Il film “Un giorno devi andare”, di Giorgio Diritti, si apre su un cielo notturno coperto di nuvole: in alto, la luna si vede solo in parte mentre, in basso, l’immagine di un’ecografia fetale diventa sempre più nitida. Augusta piange, in fuga da un passato e da un figlio che non c’è più e verso risposte a domande che la intrappolano in silenzi e in monologhi interiori.

E’ un viaggio cadenzato da “stazioni” di un passaggio verso cui Augusta si ostina ad andare. Prima lungo le rive del fiume, accompagnando Suor Franca che cerca di evangelizzare gli Indios, poi, da sola, tra le favelas di Manaus, infine di nuovo lungo il corso dell’acqua e della sua solitudine.

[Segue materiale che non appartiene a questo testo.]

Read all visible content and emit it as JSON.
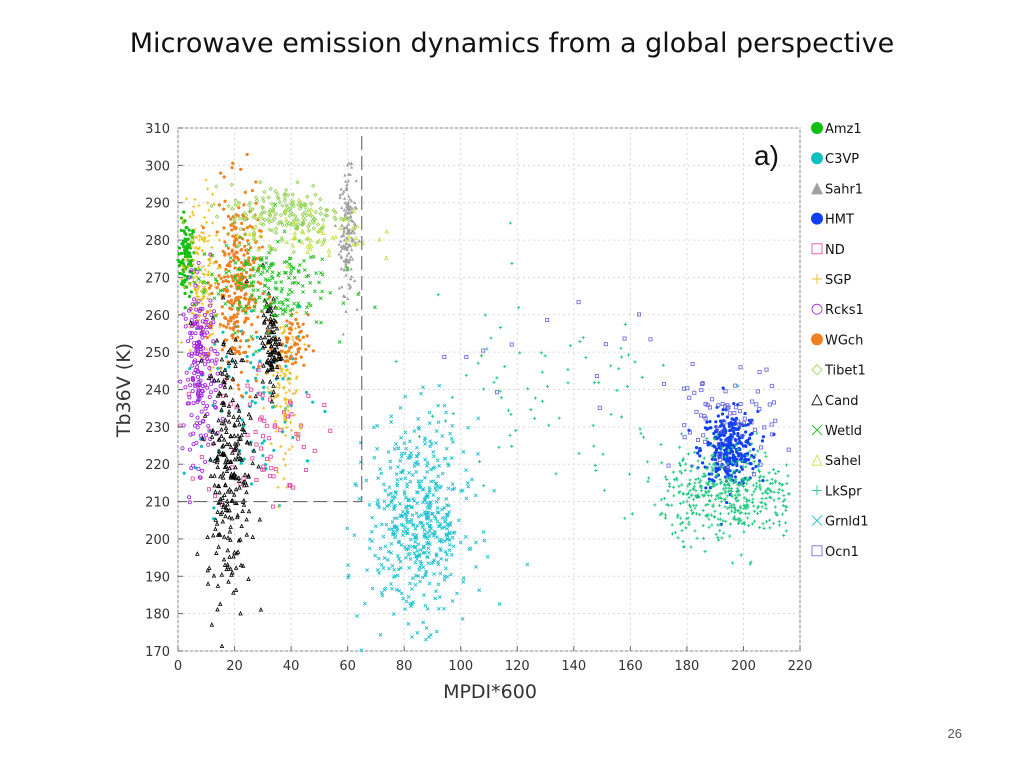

“In fuga dal dolore dove tutto è così più grande di te”, in un paesaggio che stupisce, in cui il fiume sembra grande quanto il mare e tiene in balìa corazze e gusci di esistenza. Augusta, che non comprendeva come mai Suor Franca dovesse imporre agli Indios un Verbo che non capivano, ritornerà “ad essere terra”, fra le palafitte lungo il Rio Negro e, nonostante non possa più essere madre, tenterà di occuparsi di quella comunità, di prendersi cura di quelle vite e di quei posti “che non sono per signore”, come le viene detto in tono di sfida. Le inquadrature cambiano e si avvicinano su di un bacio furtivo, un nuovo sorriso, laddove prima era impensabile anche il solo fingerlo, sui panni altrui dentro cui Augusta cercherà di calarsi, ma la macchina da presa si scontrerà con l’avanzare della cupidigia e delle nefandezze umane. Così Augusta tornerà lungo il fiume, fra piani grandissimi e il fluire delle domande che si faranno eco di ciò che nome non ha. Il paesaggio torna sovrano e la figura della giovane donna sembra stare al suo fianco lambendo le sfumature di dove tutto è più piccolo e incerto.